Let $A$ be any group with a proper subgroup $B$. Let $G = \prod_{i = 1}^{\infty}A$ and $H_n = \prod_{i = 1}^{n}A \times \prod_{i = n + 1}^{\infty}B$, then $H_1 < H_2 < \cdots < H_n < \cdots < G$.

Solution 4:

Let for example $G$ be the dyadic rationals under addition, that is, all rationals of the form $\dfrac{a}{2^k}$, where $a$ ranges over the integers and $k$ ranges over the non-negative integers.

Then for any $i$, let $G_i$ be the set of integer multiples of $\dfrac{1}{2^i}$.

We can play the same game with $G$ the rationals under addition, with $G_i$ the set of integer multiples of $\dfrac{1}{i!}$.

Note that in both cases $G$ is the union of the $G_i$.

Solution 5:

If the group $G$ is infinite and finitely generated then the answer is YES. Fix $g\in G$, then by Zorn's lemma there exists a (proper) maximal subgroup that contains $g$.

Here is a proof of the above.
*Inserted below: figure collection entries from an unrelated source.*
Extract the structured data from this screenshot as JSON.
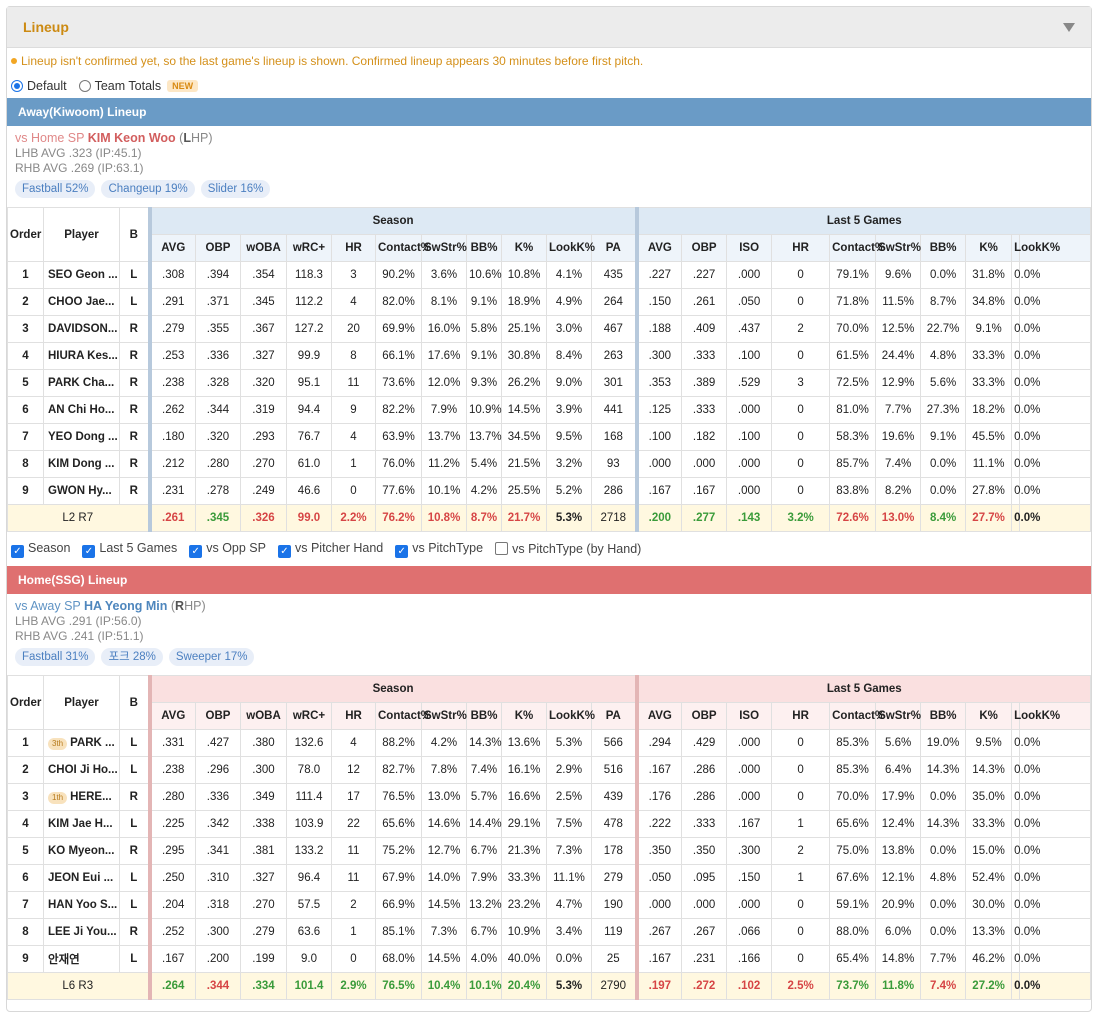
{
  "title": "Lineup",
  "notice": "Lineup isn't confirmed yet, so the last game's lineup is shown. Confirmed lineup appears 30 minutes before first pitch.",
  "radios": [
    {
      "label": "Default",
      "checked": true
    },
    {
      "label": "Team Totals",
      "checked": false,
      "badge": "NEW"
    }
  ],
  "colors": {
    "accent": "#cc8a12",
    "away": "#6a9bc6",
    "home": "#df7070",
    "good": "#3a9b3a",
    "bad": "#d64545"
  },
  "headers": {
    "order": "Order",
    "player": "Player",
    "b": "B",
    "season": "Season",
    "last5": "Last 5 Games",
    "season_cols": [
      "AVG",
      "OBP",
      "wOBA",
      "wRC+",
      "HR",
      "Contact%",
      "SwStr%",
      "BB%",
      "K%",
      "LookK%",
      "PA"
    ],
    "last5_cols": [
      "AVG",
      "OBP",
      "ISO",
      "HR",
      "Contact%",
      "SwStr%",
      "BB%",
      "K%",
      "LookK%"
    ]
  },
  "away": {
    "bar": "Away(Kiwoom) Lineup",
    "sp": {
      "prefix": "vs Home SP",
      "name": "KIM Keon Woo",
      "hand_letter": "L",
      "hand_rest": "HP",
      "lhb": "LHB AVG .323 (IP:45.1)",
      "rhb": "RHB AVG .269 (IP:63.1)"
    },
    "pitches": [
      "Fastball 52%",
      "Changeup 19%",
      "Slider 16%"
    ],
    "rows": [
      {
        "o": "1",
        "p": "SEO Geon ...",
        "b": "L",
        "s": [
          ".308",
          ".394",
          ".354",
          "118.3",
          "3",
          "90.2%",
          "3.6%",
          "10.6%",
          "10.8%",
          "4.1%",
          "435"
        ],
        "l": [
          ".227",
          ".227",
          ".000",
          "0",
          "79.1%",
          "9.6%",
          "0.0%",
          "31.8%",
          "0.0%"
        ]
      },
      {
        "o": "2",
        "p": "CHOO Jae...",
        "b": "L",
        "s": [
          ".291",
          ".371",
          ".345",
          "112.2",
          "4",
          "82.0%",
          "8.1%",
          "9.1%",
          "18.9%",
          "4.9%",
          "264"
        ],
        "l": [
          ".150",
          ".261",
          ".050",
          "0",
          "71.8%",
          "11.5%",
          "8.7%",
          "34.8%",
          "0.0%"
        ]
      },
      {
        "o": "3",
        "p": "DAVIDSON...",
        "b": "R",
        "s": [
          ".279",
          ".355",
          ".367",
          "127.2",
          "20",
          "69.9%",
          "16.0%",
          "5.8%",
          "25.1%",
          "3.0%",
          "467"
        ],
        "l": [
          ".188",
          ".409",
          ".437",
          "2",
          "70.0%",
          "12.5%",
          "22.7%",
          "9.1%",
          "0.0%"
        ]
      },
      {
        "o": "4",
        "p": "HIURA Kes...",
        "b": "R",
        "s": [
          ".253",
          ".336",
          ".327",
          "99.9",
          "8",
          "66.1%",
          "17.6%",
          "9.1%",
          "30.8%",
          "8.4%",
          "263"
        ],
        "l": [
          ".300",
          ".333",
          ".100",
          "0",
          "61.5%",
          "24.4%",
          "4.8%",
          "33.3%",
          "0.0%"
        ]
      },
      {
        "o": "5",
        "p": "PARK Cha...",
        "b": "R",
        "s": [
          ".238",
          ".328",
          ".320",
          "95.1",
          "11",
          "73.6%",
          "12.0%",
          "9.3%",
          "26.2%",
          "9.0%",
          "301"
        ],
        "l": [
          ".353",
          ".389",
          ".529",
          "3",
          "72.5%",
          "12.9%",
          "5.6%",
          "33.3%",
          "0.0%"
        ]
      },
      {
        "o": "6",
        "p": "AN Chi Ho...",
        "b": "R",
        "s": [
          ".262",
          ".344",
          ".319",
          "94.4",
          "9",
          "82.2%",
          "7.9%",
          "10.9%",
          "14.5%",
          "3.9%",
          "441"
        ],
        "l": [
          ".125",
          ".333",
          ".000",
          "0",
          "81.0%",
          "7.7%",
          "27.3%",
          "18.2%",
          "0.0%"
        ]
      },
      {
        "o": "7",
        "p": "YEO Dong ...",
        "b": "R",
        "s": [
          ".180",
          ".320",
          ".293",
          "76.7",
          "4",
          "63.9%",
          "13.7%",
          "13.7%",
          "34.5%",
          "9.5%",
          "168"
        ],
        "l": [
          ".100",
          ".182",
          ".100",
          "0",
          "58.3%",
          "19.6%",
          "9.1%",
          "45.5%",
          "0.0%"
        ]
      },
      {
        "o": "8",
        "p": "KIM Dong ...",
        "b": "R",
        "s": [
          ".212",
          ".280",
          ".270",
          "61.0",
          "1",
          "76.0%",
          "11.2%",
          "5.4%",
          "21.5%",
          "3.2%",
          "93"
        ],
        "l": [
          ".000",
          ".000",
          ".000",
          "0",
          "85.7%",
          "7.4%",
          "0.0%",
          "11.1%",
          "0.0%"
        ]
      },
      {
        "o": "9",
        "p": "GWON Hy...",
        "b": "R",
        "s": [
          ".231",
          ".278",
          ".249",
          "46.6",
          "0",
          "77.6%",
          "10.1%",
          "4.2%",
          "25.5%",
          "5.2%",
          "286"
        ],
        "l": [
          ".167",
          ".167",
          ".000",
          "0",
          "83.8%",
          "8.2%",
          "0.0%",
          "27.8%",
          "0.0%"
        ]
      }
    ],
    "total": {
      "label": "L2 R7",
      "s": [
        ".261",
        ".345",
        ".326",
        "99.0",
        "2.2%",
        "76.2%",
        "10.8%",
        "8.7%",
        "21.7%",
        "5.3%",
        "2718"
      ],
      "sc": [
        "r",
        "g",
        "r",
        "r",
        "r",
        "r",
        "r",
        "r",
        "r",
        "k",
        "n"
      ],
      "l": [
        ".200",
        ".277",
        ".143",
        "3.2%",
        "72.6%",
        "13.0%",
        "8.4%",
        "27.7%",
        "0.0%"
      ],
      "lc": [
        "g",
        "g",
        "g",
        "g",
        "r",
        "r",
        "g",
        "r",
        "k"
      ]
    }
  },
  "filters": [
    {
      "label": "Season",
      "checked": true
    },
    {
      "label": "Last 5 Games",
      "checked": true
    },
    {
      "label": "vs Opp SP",
      "checked": true
    },
    {
      "label": "vs Pitcher Hand",
      "checked": true
    },
    {
      "label": "vs PitchType",
      "checked": true
    },
    {
      "label": "vs PitchType (by Hand)",
      "checked": false
    }
  ],
  "home": {
    "bar": "Home(SSG) Lineup",
    "sp": {
      "prefix": "vs Away SP",
      "name": "HA Yeong Min",
      "hand_letter": "R",
      "hand_rest": "HP",
      "lhb": "LHB AVG .291 (IP:56.0)",
      "rhb": "RHB AVG .241 (IP:51.1)"
    },
    "pitches": [
      "Fastball 31%",
      "포크 28%",
      "Sweeper 17%"
    ],
    "rows": [
      {
        "o": "1",
        "p": "PARK ...",
        "badge": "3th",
        "b": "L",
        "s": [
          ".331",
          ".427",
          ".380",
          "132.6",
          "4",
          "88.2%",
          "4.2%",
          "14.3%",
          "13.6%",
          "5.3%",
          "566"
        ],
        "l": [
          ".294",
          ".429",
          ".000",
          "0",
          "85.3%",
          "5.6%",
          "19.0%",
          "9.5%",
          "0.0%"
        ]
      },
      {
        "o": "2",
        "p": "CHOI Ji Ho...",
        "b": "L",
        "s": [
          ".238",
          ".296",
          ".300",
          "78.0",
          "12",
          "82.7%",
          "7.8%",
          "7.4%",
          "16.1%",
          "2.9%",
          "516"
        ],
        "l": [
          ".167",
          ".286",
          ".000",
          "0",
          "85.3%",
          "6.4%",
          "14.3%",
          "14.3%",
          "0.0%"
        ]
      },
      {
        "o": "3",
        "p": "HERE...",
        "badge": "1th",
        "b": "R",
        "s": [
          ".280",
          ".336",
          ".349",
          "111.4",
          "17",
          "76.5%",
          "13.0%",
          "5.7%",
          "16.6%",
          "2.5%",
          "439"
        ],
        "l": [
          ".176",
          ".286",
          ".000",
          "0",
          "70.0%",
          "17.9%",
          "0.0%",
          "35.0%",
          "0.0%"
        ]
      },
      {
        "o": "4",
        "p": "KIM Jae H...",
        "b": "L",
        "s": [
          ".225",
          ".342",
          ".338",
          "103.9",
          "22",
          "65.6%",
          "14.6%",
          "14.4%",
          "29.1%",
          "7.5%",
          "478"
        ],
        "l": [
          ".222",
          ".333",
          ".167",
          "1",
          "65.6%",
          "12.4%",
          "14.3%",
          "33.3%",
          "0.0%"
        ]
      },
      {
        "o": "5",
        "p": "KO Myeon...",
        "b": "R",
        "s": [
          ".295",
          ".341",
          ".381",
          "133.2",
          "11",
          "75.2%",
          "12.7%",
          "6.7%",
          "21.3%",
          "7.3%",
          "178"
        ],
        "l": [
          ".350",
          ".350",
          ".300",
          "2",
          "75.0%",
          "13.8%",
          "0.0%",
          "15.0%",
          "0.0%"
        ]
      },
      {
        "o": "6",
        "p": "JEON Eui ...",
        "b": "L",
        "s": [
          ".250",
          ".310",
          ".327",
          "96.4",
          "11",
          "67.9%",
          "14.0%",
          "7.9%",
          "33.3%",
          "11.1%",
          "279"
        ],
        "l": [
          ".050",
          ".095",
          ".150",
          "1",
          "67.6%",
          "12.1%",
          "4.8%",
          "52.4%",
          "0.0%"
        ]
      },
      {
        "o": "7",
        "p": "HAN Yoo S...",
        "b": "L",
        "s": [
          ".204",
          ".318",
          ".270",
          "57.5",
          "2",
          "66.9%",
          "14.5%",
          "13.2%",
          "23.2%",
          "4.7%",
          "190"
        ],
        "l": [
          ".000",
          ".000",
          ".000",
          "0",
          "59.1%",
          "20.9%",
          "0.0%",
          "30.0%",
          "0.0%"
        ]
      },
      {
        "o": "8",
        "p": "LEE Ji You...",
        "b": "R",
        "s": [
          ".252",
          ".300",
          ".279",
          "63.6",
          "1",
          "85.1%",
          "7.3%",
          "6.7%",
          "10.9%",
          "3.4%",
          "119"
        ],
        "l": [
          ".267",
          ".267",
          ".066",
          "0",
          "88.0%",
          "6.0%",
          "0.0%",
          "13.3%",
          "0.0%"
        ]
      },
      {
        "o": "9",
        "p": "안재연",
        "b": "L",
        "s": [
          ".167",
          ".200",
          ".199",
          "9.0",
          "0",
          "68.0%",
          "14.5%",
          "4.0%",
          "40.0%",
          "0.0%",
          "25"
        ],
        "l": [
          ".167",
          ".231",
          ".166",
          "0",
          "65.4%",
          "14.8%",
          "7.7%",
          "46.2%",
          "0.0%"
        ]
      }
    ],
    "total": {
      "label": "L6 R3",
      "s": [
        ".264",
        ".344",
        ".334",
        "101.4",
        "2.9%",
        "76.5%",
        "10.4%",
        "10.1%",
        "20.4%",
        "5.3%",
        "2790"
      ],
      "sc": [
        "g",
        "r",
        "g",
        "g",
        "g",
        "g",
        "g",
        "g",
        "g",
        "k",
        "n"
      ],
      "l": [
        ".197",
        ".272",
        ".102",
        "2.5%",
        "73.7%",
        "11.8%",
        "7.4%",
        "27.2%",
        "0.0%"
      ],
      "lc": [
        "r",
        "r",
        "r",
        "r",
        "g",
        "g",
        "r",
        "g",
        "k"
      ]
    }
  }
}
Let $G=\langle x_1,\ldots,x_d\rangle$ be finitely generated and take $g\in G$. Define the set $\mathcal{M}=\{A\le G \mid g\in A,\ A\neq G\}$, then for every chain $A_1\le A_2 \le \ldots$ in $\mathcal{M}$ you can take the union $A=\bigcup_{n\in \mathbb{N}} A_n$. Then $A\le G$, $g\in A$. If $A=G$, then $x_1,\ldots,x_d \in A$, but then we must have $x_1,\ldots,x_d \in A_{l}$ for some $l\in \mathbb{N}$, so $A_{l}\notin \mathcal{M}$, a contradiction. By Zorn's lemma there exists a maximal element in $\mathcal{M}$. But then $M$ is also maximal in $G$, as another subgroup containing $M$ also contains $g$ and $M$ was maximal w.r.t. containing $g$.

It is probably worth noticing that the equivalence with "divisibility" mentioned in other replies holds only for abelian groups.

EDIT: a bit more googling yielded that the answer in general is NO! This is a modification of Ol'shanskii monster. This is constructed in Theorem 35.2 of the book "Geometry of Defining Relations in Groups" (pg. 392)

Theorem 35.2 There are countable simple groups (that are moreover, Artinian of finite exponent) without maximal subgroups.

Hope this helps to shed some light on this.